I have an interesting problem at work at the moment. The team have some novel enzymes which we are trying to characterise. Now we know the overall groups that these enzymes belong to - the problem is that the groups are very, very broad - specifically lipases and proteases. A quick search through BRENDA indicates a huge variety of lipases and proteases. So, I can do a BLAST and find the closest matches to our protein sequences. The problem is though, finding the closest match that has been characterised. The sheer amount of genome sequence data being generated is flooding the protein data banks at NCBI and EMBL. Having a characterised protein for comparison does help in determination of novelty, as well as possibly giving you a baseline to start at for characterisation of your protein
I have a few options - I can do the standard BLAST and check every single result for level of characterisation - this is not the prefered alternative.
I can start playing around with various databases - the optimal databases to BLAST against would be the BRENDA database, but I can't find an option to do this.
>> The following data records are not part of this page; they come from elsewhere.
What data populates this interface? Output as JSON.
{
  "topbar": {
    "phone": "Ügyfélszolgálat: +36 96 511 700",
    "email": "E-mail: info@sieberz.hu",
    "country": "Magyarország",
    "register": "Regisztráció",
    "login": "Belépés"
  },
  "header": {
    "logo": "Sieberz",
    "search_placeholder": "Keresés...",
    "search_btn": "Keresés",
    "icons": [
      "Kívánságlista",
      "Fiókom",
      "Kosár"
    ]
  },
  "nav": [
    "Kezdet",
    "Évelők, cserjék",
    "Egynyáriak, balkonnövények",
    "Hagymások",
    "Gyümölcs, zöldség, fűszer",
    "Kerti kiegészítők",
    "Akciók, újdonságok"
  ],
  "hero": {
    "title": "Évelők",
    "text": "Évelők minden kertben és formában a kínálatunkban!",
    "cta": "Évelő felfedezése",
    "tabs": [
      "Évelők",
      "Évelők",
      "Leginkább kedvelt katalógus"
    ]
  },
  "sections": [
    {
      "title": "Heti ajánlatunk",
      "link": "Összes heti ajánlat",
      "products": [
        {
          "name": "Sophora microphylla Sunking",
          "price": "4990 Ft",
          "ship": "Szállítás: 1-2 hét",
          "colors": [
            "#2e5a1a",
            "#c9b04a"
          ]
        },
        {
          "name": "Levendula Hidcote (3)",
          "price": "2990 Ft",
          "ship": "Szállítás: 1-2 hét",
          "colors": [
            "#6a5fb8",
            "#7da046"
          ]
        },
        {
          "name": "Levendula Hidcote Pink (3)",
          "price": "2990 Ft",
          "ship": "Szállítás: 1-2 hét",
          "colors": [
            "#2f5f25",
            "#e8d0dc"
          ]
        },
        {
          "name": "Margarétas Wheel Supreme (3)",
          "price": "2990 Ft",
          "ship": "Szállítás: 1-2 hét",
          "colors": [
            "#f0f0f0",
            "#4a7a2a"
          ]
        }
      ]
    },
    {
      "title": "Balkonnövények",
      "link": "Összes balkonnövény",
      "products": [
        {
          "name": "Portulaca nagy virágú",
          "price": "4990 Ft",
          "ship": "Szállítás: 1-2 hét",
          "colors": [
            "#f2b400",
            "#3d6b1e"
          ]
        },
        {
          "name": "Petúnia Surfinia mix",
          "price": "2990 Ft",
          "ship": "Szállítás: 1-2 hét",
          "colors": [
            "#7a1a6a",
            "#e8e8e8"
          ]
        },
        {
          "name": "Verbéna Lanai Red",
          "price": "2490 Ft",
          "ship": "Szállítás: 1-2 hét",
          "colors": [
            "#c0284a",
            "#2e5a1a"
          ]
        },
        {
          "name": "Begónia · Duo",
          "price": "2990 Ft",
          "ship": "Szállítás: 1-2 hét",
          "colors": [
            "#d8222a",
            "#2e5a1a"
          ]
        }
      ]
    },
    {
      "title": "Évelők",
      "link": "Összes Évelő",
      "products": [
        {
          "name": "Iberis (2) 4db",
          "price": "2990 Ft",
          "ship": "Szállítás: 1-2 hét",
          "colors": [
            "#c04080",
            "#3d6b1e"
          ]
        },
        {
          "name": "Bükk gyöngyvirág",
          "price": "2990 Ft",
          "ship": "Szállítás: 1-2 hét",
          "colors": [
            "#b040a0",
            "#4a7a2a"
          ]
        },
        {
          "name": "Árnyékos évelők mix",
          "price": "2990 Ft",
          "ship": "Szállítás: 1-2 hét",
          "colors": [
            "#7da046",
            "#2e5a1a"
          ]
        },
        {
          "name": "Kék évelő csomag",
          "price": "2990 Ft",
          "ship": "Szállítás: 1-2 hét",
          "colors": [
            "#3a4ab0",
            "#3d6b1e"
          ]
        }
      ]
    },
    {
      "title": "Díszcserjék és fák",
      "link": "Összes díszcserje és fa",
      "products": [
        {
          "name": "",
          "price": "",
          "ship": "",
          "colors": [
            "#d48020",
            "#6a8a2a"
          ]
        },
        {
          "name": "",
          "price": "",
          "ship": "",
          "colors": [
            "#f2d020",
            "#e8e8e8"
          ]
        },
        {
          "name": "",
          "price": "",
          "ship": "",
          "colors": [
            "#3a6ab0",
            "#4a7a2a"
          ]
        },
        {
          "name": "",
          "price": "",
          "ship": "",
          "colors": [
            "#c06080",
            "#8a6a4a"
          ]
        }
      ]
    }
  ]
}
The SWISS-PROT database would also be an option, but I get very few hits, and no significant ones using this method.
Alternatively I can BLAST against the PDB database. This is the database for structural information, and almost by definition, any protein that has had it's structure determined is likely to be well characterised. However this is only appropriate for groups of enzymes and proteins that have a certain number of structures, which is not applicable to the vast number of proteins out there.
Using TrEMBL, and other annotated databases is another option, but again these tend to have a high noise to signal ratio for what I want.
Basically I need a database for BLAST that only contains characterised proteins that have been published, and I'm out of ideas as to where to get one!